October 23, 2021

Interview with SEEMO Member Alfred Lela (October 2021)

Alfred Lela is the author and anchor of Politiko, a political talk show on Top NEWS. He is the founder of Politiko. al. From 2010-2017 he worked for Media MAPO, as Deputy Editor-in-Chief for the daily MAPO, Editor-in-Chief for MAPO magazine, and Executive Director of Media Mapo. In 2012, he won the Teodor Keko Award and in 2013 the At Zef Pllumi Award. He is the author of two books: ‘Secilit Shqipërinë e Tij’ (2013), and ‘Fjalori Politik i Berishës’ (2018). He holds a Ph.D. in Communication from the European University of Tirana and a BA in Journalism from the University of Tirana. In recent years he has lectured in Journalism and Political Communication at both Universities he graduated from.

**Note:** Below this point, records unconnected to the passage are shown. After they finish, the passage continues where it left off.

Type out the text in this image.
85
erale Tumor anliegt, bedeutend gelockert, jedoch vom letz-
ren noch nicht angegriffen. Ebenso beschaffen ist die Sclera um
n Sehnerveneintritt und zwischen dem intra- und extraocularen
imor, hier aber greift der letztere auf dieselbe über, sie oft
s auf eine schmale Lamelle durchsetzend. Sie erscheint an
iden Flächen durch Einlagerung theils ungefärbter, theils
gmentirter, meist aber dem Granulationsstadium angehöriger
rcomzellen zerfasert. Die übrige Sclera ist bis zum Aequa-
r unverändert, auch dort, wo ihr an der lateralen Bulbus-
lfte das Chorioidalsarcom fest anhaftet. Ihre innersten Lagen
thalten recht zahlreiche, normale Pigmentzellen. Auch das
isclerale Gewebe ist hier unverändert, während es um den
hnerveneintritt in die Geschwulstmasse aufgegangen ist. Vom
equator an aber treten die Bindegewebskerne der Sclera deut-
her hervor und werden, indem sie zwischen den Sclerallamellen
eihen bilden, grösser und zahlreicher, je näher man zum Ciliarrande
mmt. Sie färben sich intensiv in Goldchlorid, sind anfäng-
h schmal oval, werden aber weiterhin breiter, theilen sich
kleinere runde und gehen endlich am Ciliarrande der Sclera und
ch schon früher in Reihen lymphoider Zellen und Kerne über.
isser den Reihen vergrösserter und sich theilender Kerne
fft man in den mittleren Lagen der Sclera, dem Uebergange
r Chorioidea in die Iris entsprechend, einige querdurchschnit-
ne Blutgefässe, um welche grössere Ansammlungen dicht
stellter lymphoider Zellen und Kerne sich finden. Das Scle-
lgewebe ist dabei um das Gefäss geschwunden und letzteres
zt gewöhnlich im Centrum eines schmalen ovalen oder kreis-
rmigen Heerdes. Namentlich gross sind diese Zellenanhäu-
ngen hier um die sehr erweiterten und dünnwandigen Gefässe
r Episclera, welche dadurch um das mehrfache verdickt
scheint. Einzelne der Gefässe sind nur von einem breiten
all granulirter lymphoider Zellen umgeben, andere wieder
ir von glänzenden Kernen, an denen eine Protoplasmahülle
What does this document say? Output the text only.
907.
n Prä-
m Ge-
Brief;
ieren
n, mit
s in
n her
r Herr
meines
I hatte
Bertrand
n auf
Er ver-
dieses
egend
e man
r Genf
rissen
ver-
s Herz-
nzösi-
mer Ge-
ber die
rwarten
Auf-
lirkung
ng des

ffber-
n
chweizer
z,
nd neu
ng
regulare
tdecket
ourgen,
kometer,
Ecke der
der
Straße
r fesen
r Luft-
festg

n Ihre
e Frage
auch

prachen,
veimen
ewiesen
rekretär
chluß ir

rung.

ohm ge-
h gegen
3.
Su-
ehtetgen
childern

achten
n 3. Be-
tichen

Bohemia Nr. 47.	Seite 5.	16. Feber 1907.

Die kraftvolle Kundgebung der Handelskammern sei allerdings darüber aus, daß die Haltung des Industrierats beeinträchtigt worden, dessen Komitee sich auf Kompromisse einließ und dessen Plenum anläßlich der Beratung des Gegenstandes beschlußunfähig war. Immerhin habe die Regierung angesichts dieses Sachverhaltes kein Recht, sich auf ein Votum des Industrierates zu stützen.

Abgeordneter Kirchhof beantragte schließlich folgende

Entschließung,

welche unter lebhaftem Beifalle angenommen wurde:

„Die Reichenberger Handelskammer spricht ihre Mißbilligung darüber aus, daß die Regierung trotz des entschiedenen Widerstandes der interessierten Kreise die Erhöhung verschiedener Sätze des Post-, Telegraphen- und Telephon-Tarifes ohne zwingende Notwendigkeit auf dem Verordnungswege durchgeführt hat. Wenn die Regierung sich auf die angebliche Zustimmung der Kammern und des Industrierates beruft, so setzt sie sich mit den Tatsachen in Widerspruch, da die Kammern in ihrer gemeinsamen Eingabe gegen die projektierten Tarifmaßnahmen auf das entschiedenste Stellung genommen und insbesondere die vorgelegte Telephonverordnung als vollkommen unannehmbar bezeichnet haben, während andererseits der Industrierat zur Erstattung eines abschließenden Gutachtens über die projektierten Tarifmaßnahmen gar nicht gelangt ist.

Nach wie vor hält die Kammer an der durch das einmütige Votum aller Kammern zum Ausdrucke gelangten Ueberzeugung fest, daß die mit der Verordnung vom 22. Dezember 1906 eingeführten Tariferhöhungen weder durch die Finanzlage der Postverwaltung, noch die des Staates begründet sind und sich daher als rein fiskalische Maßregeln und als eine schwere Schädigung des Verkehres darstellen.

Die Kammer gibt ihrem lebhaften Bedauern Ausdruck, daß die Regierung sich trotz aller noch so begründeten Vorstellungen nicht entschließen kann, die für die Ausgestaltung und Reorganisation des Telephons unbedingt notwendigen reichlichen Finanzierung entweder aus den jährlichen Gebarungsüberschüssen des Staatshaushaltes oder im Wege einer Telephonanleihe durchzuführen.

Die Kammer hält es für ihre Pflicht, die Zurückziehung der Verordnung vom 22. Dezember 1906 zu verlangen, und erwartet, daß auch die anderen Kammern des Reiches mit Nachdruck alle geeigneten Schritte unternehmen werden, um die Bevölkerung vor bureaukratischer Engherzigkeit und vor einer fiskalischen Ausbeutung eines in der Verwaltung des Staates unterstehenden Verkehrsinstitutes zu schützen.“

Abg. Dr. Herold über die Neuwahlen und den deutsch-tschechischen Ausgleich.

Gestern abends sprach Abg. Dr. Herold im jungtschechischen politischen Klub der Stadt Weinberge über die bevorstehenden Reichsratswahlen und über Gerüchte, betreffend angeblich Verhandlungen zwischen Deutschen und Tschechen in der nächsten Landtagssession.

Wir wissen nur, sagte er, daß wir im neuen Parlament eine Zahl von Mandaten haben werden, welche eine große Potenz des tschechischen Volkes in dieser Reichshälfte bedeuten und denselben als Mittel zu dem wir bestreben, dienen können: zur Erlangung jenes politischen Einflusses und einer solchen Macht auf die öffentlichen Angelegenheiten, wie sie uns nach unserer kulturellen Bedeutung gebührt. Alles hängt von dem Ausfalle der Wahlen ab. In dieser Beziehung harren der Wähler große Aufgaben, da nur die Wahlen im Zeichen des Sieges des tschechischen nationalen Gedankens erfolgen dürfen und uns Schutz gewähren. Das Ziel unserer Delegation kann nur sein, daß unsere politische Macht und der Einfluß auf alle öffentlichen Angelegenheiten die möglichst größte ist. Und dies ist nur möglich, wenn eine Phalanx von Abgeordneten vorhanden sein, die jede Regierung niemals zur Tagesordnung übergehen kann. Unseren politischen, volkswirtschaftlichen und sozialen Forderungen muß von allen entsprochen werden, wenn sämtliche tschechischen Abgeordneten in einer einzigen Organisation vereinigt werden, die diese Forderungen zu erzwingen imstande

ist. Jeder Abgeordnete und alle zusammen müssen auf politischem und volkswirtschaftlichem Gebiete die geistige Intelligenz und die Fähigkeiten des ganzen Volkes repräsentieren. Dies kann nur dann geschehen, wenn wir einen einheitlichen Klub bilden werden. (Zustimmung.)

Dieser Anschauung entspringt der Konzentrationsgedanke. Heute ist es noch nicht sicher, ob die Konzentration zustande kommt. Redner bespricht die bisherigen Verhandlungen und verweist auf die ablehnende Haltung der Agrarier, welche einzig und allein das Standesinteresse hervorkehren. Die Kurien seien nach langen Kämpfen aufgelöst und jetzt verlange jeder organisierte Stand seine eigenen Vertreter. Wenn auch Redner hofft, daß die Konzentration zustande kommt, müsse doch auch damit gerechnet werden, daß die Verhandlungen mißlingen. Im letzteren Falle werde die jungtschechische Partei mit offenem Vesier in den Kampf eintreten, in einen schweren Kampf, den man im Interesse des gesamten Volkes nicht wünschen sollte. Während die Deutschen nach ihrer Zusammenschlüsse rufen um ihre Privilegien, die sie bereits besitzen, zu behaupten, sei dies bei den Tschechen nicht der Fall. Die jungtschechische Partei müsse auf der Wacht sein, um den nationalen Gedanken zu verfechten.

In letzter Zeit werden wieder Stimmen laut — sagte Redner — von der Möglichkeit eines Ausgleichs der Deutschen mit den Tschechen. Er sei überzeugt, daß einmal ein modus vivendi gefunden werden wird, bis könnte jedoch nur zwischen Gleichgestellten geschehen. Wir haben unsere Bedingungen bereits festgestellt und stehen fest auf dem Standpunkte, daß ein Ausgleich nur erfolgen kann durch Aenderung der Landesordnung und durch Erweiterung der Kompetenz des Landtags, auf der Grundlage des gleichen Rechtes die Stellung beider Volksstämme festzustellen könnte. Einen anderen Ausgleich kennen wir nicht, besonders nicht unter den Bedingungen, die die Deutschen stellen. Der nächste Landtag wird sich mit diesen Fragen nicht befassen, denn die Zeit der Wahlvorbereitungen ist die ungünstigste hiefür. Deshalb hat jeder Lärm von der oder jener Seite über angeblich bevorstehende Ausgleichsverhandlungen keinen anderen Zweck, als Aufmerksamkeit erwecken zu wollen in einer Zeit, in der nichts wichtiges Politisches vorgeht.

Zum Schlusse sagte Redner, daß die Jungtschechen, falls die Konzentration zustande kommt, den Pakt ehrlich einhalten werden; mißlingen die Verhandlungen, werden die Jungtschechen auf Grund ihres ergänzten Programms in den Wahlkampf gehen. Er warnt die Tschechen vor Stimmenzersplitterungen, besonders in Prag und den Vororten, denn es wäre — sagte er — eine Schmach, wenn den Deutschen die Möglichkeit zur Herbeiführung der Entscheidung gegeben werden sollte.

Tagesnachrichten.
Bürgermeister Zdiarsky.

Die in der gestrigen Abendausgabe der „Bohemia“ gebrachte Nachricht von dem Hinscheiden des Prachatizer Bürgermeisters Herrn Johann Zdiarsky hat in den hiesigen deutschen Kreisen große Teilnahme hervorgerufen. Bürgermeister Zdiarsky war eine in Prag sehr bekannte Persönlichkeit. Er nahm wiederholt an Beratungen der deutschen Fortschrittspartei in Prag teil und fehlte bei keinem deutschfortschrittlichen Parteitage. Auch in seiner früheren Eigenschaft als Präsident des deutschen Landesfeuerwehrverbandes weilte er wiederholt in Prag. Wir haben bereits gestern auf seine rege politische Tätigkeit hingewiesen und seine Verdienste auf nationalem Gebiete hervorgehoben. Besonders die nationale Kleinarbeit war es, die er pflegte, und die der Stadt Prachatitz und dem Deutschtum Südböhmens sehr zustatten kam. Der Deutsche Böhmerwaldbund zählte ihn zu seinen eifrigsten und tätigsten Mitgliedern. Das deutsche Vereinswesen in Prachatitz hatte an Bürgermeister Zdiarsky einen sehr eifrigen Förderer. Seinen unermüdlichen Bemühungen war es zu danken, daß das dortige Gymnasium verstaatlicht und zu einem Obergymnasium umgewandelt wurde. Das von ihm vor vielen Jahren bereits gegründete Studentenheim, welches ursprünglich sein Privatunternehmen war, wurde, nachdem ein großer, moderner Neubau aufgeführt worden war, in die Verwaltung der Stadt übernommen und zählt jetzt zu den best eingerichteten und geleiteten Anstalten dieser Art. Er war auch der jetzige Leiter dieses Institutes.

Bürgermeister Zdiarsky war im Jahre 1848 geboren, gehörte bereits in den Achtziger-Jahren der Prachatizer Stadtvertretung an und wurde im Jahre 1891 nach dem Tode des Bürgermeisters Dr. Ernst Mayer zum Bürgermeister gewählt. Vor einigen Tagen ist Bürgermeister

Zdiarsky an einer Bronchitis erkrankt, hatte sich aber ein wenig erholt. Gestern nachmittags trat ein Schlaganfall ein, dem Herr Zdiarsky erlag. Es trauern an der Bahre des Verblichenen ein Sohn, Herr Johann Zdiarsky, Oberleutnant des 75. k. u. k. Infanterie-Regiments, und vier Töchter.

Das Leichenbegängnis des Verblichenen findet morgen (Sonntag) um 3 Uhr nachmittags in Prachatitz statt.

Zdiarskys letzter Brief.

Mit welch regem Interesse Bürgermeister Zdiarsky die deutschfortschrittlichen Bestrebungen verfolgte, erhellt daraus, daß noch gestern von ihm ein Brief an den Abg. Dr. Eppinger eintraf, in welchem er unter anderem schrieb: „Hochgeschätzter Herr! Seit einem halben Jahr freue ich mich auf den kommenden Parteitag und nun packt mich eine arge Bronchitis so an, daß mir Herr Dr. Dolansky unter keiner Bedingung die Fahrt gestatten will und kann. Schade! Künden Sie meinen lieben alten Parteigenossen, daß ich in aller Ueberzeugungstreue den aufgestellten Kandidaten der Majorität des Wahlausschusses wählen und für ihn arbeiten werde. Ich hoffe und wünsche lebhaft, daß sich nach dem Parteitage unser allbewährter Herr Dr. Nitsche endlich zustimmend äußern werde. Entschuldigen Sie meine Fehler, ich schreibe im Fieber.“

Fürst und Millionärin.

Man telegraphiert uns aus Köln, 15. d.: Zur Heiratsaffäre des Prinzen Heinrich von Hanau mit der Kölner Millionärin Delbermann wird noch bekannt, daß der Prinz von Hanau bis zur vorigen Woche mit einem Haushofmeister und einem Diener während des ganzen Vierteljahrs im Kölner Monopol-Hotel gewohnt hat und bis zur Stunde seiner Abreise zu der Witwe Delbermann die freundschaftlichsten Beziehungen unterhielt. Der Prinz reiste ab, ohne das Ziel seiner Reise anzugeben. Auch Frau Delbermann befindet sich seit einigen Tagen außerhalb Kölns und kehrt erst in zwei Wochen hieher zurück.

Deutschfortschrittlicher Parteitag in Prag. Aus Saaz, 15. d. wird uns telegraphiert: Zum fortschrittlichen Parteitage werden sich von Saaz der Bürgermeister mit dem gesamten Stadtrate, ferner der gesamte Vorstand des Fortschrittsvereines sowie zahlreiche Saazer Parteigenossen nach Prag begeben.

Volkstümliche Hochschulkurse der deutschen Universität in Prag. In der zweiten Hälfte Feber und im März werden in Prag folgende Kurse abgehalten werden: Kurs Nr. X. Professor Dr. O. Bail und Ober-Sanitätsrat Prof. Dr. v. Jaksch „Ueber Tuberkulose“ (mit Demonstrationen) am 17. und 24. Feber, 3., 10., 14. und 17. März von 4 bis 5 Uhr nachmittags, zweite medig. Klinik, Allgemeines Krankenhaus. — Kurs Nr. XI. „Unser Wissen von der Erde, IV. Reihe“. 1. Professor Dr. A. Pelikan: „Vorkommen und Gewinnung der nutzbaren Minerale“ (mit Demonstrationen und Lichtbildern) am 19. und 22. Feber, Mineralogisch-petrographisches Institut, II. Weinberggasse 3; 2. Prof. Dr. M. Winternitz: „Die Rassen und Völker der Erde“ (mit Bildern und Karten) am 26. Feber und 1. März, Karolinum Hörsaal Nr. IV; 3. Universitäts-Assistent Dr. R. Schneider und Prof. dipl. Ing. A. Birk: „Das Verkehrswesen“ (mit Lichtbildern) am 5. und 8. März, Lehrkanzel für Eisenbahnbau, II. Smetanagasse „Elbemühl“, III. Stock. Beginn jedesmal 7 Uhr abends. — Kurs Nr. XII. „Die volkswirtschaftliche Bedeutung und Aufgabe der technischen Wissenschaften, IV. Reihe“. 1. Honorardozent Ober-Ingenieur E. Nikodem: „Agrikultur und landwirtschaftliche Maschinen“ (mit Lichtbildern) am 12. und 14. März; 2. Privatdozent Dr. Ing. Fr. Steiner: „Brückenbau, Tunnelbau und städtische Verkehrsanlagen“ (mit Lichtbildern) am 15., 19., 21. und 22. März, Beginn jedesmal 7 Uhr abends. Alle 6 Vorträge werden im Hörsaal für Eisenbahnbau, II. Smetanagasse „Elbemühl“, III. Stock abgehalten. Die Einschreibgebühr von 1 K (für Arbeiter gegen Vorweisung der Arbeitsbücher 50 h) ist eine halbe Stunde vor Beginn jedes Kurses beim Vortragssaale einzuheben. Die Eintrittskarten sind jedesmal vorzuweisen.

Your first job as a journalist?
A local project when I was still in high school. It was a monthly magazine of Kruja district, near the capital.

You worked as Deputy Editor-in-Chief for the daily MAPO, Editor-in-Chief for MAPO magazine, and Executive Director of MM. Please present us a little more this period in your professional work.
For seven years I did basically everything in the editorial ladder: covering the profiles page, the news from the districts, Op-Ed pages. Later on, I was editor-in-chief of the monthly Mapo magazine which I remember fondly since a reporter gets the chance to do something into the depths of reporting not just the hour-after-hour covering of the news.
To summarize I can say that today’s journalism requires more than one particular skill set. We are experiencing the universal journalist and this is tied to, of course, financial and hence the human resources. The newsrooms have fewer bodies to send out to cover the news and more genres to represent the news in. So, the math is there and when you do it you have to understand that one kind of expertise doesn’t cut it.

You are founder of Politiko.al. What is Politiko.al ?
It is an online gazette, so to speak. A news website or portal. It was founded back in March 2017 after an editorial line switch by my then publisher (Mapo). It was a hard transition but the right one at the same time. We cover mostly politics, as the name suggests, and we do some explaining of political events and of course Op-Ed pieces.

You received also two awards….
Yes, one for my reporting and one for a book of essays, basically profiles I had written on news-breaking individuals here in Albania.

What are you doing today?
I have my own TV political show named Politiko on Top News. And I keep my eyes and hands-on Politiko.al, of course.
I have a book coming out soon too.

What is the situation with media outside Tirana, in the province?
There are voices to be sure, allowed by the online boom but not strong enough to make a difference. There are projects also, mainly supports of EU institutions, US Embassy, different European foundations like Konrad Adenauer, etc, but not yet sustainability. So, yes, we have a landscape but not yet voices of authority.

Where do you see Albania in 10 years?
Demographically weak, politically still experimenting, socially diverse but chaotic. As far as the media goes, I think that freedom of speech will be there but the burden of it too. I mean too much info, but not enough news, a lot of ‘news’ but most of it propaganda. And what I dread the most, the political elite doing everything to corrupt the media and then saying that ‘yes, politics is corrupt but who isn’t’.

Finally, did journalism had an influence on your private life?
Of course, I think more than any other – journalism being a public endeavour affects you and your surroundings. But I can’t complain. You do get to affect people with your job and in return, you should expect your job to affect you also.